Un jeune homme s’est vu administrer, entre 1998 et 1999, 3 vaccins contre l’hépatite B. En 1999, il développe les premiers symptômes d’une sclérose en plaque dont il décède en octobre 2011.
Dès 2006, il avait introduit une action en justice avec sa famille contre le laboratoire Sanofi afin d’obtenir l’indemnisation de ses préjudices qu’il imputait à l’injection des vaccins.
La Cour de Cassation a saisi la Cour de Justice européenne pour savoir comment appliquer la directive européenne de 1985 relative à responsabilité du fait des produits défectueux , applicable en l’espèce (car le vaccin était recommandé et non obligatoire) notamment en matière de preuve.
Selon cette directive: « la victime est obligée de prouver le dommage, le défaut et le lien de causalité entre le défaut et le dommage ».
L’enjeu était important au vu de la disparité des décisions en matière d’indemnisation des accidents vaccinaux, les victimes étant en proie à la décision d'admissibilité de la preuve par les juges. La Cour d’appel de Paris et celle de Versailles différaient sur la nécessité absolue d’établir des preuves scientifiques certaines et irréfutables. La 1ère y était favorable alors que la cour d’appel de Versailles ouvrait la voie à un établissement de la preuve caractérisé par un faisceau d’indices concordants.
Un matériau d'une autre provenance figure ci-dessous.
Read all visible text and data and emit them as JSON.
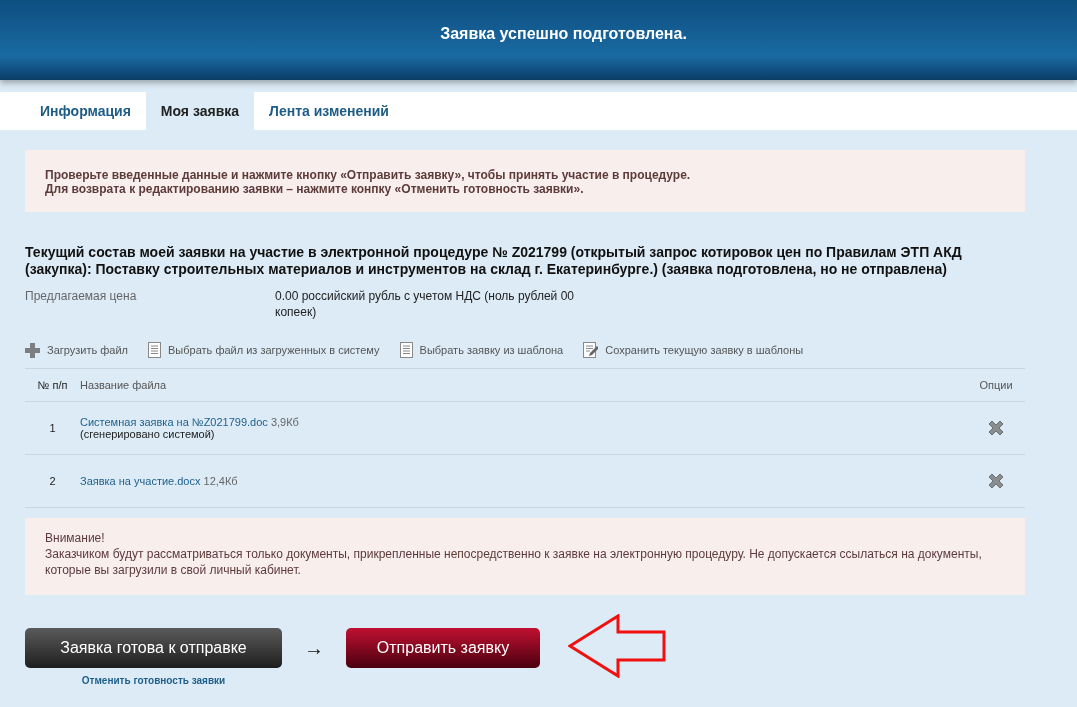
{
  "header": {
    "title": "Заявка успешно подготовлена."
  },
  "tabs": [
    {
      "label": "Информация",
      "selected": false
    },
    {
      "label": "Моя заявка",
      "selected": true
    },
    {
      "label": "Лента изменений",
      "selected": false
    }
  ],
  "notice": {
    "lines": [
      "Проверьте введенные данные и нажмите кнопку «Отправить заявку», чтобы принять участие в процедуре.",
      "Для возврата к редактированию заявки – нажмите конпку «Отменить готовность заявки»."
    ]
  },
  "heading": "Текущий состав моей заявки на участие в электронной процедуре № Z021799 (открытый запрос котировок цен по Правилам ЭТП АКД (закупка): Поставку строительных материалов и инструментов на склад г. Екатеринбурге.) (заявка подготовлена, но не отправлена)",
  "price": {
    "label": "Предлагаемая цена",
    "value": "0.00 российский рубль с учетом НДС (ноль рублей 00 копеек)"
  },
  "toolbar": [
    {
      "kind": "plus",
      "label": "Загрузить файл"
    },
    {
      "kind": "doc",
      "label": "Выбрать файл из загруженных в систему"
    },
    {
      "kind": "doc",
      "label": "Выбрать заявку из шаблона"
    },
    {
      "kind": "edit",
      "label": "Сохранить текущую заявку в шаблоны"
    }
  ],
  "table": {
    "columns": [
      "№ п/п",
      "Название файла",
      "Опции"
    ],
    "rows": [
      {
        "number": "1",
        "file": "Системная заявка на №Z021799.doc",
        "size": "3,9Кб",
        "note": "(сгенерировано системой)"
      },
      {
        "number": "2",
        "file": "Заявка на участие.docx",
        "size": "12,4Кб"
      }
    ]
  },
  "warning": {
    "title": "Внимание!",
    "text": "Заказчиком будут рассматриваться только документы, прикрепленные непосредственно к заявке на электронную процедуру. Не допускается ссылаться на документы, которые вы загрузили в свой личный кабинет."
  },
  "ready_button": "Заявка готова к отправке",
  "cancel_link": "Отменить готовность заявки",
  "arrow": "→",
  "send_button": "Отправить заявку"
}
Selon le communiqué de presse de la CJUE « Saisie d’un pourvoi contre l’arrêt de la Cour d’appel de Paris, la Cour de cassation française demande à la Cour de justice si, malgré l’absence d’un consensus scientifique et compte tenu du fait que, selon la directive de l’Union sur la responsabilité du fait des produits défectueux, il appartient à la victime de prouver le dommage, le défaut et le lien de causalité, le juge peut se baser sur des indices graves, précis et concordants pour établir le défaut d’un vaccin et le lien de causalité entre le vaccin et la maladie ».
L’arrêt est rendu le 21 juin 2017 par la CJUE :
« il ressort en substance des énonciations que comporte la décision de renvoi qu’un tel régime n’exige pas de la victime qu’elle produise, en toutes circonstances, des preuves certaines et irréfutables de l’existence du défaut du produit et de celle du lien causal entre ce dernier et le dommage encouru, mais qu’il autorise le juge, le cas échéant, à conclure qu’une telle existence est avérée en se fondant sur un faisceau d’indices dont la gravité, la précision et la concordance lui permettent de considérer, avec un degré suffisamment élevé de probabilité, qu’une telle conclusion correspond à la réalité. »
En l’occurrence, l’excellent état de santé antérieur de la victime, l’absence d’antécédents médicaux familiaux de la personne vaccinée ainsi que l’existence d’un nombre significatif de cas répertoriés de survenance de cette maladie à la suite de telles administrations peuvent, le cas échéant, constituer des indices suffisants pour établir une telle preuve
Les juges restent libre d’apprécier, même en l’absence de consensus scientifique s’il existe un lien de causalité entre l’inoculation du vaccin et le déclenchement de la maladie, ce qui n’implique pas de renversement de la charge de la preuve pour la victime qui doit communiquer un faisceau d’indices concordants, conformément au régime probatoire énoncé dans la directive européenne.